What keeps us from saying no? The pressures are somewhat different for untenured and tenured. Untenured faculty may be concerned that one has to please tenured faculty, the college administration, and students at every turn. Tenured faculty sometimes think the college's welfare demands that we do everything we possibly can. Yes, the health and welfare of the college depend on each one of us contributing beyond our teaching and research to the service of the institution. But the institution will be best served by having faculty who contribute out of commitment and interest in the ways best suited to each.
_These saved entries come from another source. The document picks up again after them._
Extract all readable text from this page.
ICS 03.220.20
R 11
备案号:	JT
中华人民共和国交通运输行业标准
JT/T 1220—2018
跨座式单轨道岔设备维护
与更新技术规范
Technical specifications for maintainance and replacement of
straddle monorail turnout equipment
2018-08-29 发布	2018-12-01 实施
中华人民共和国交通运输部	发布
It's not well served by having faculty worked to a frazzle doing tasks beyond us, or whose value we're not sure of. (A less common problem at Knox, but still existent, is people who don't say "yes" enough, which makes life even harder for people who have trouble saying "no.")
Be flexible in the face of change - Just when you've got it all figured out, something changes--a new department chair or dean, changing priorities in your discipline, a research program concluded (or at a dead end), a shift in student interest away from (or towards) your field, a new baby at home, the debilitating illness of a parent, a sharp enrollment drop (or increase), the loss of a friend, etc. And while we like to claim that the type of education we provide is the best kind for living a life adaptable to the inevitable changes in society (including job environment), somehow, ensconced in our niche, we ourselves sometimes find it hard to change. Some things shouldn't, but which? We challenge ourselves to be as open to new ideas, methods, and strategies as we ask our students to be, at the same time that we work hard to preserve those aspects of our lives central to our mission as teachers, scholars, and community members.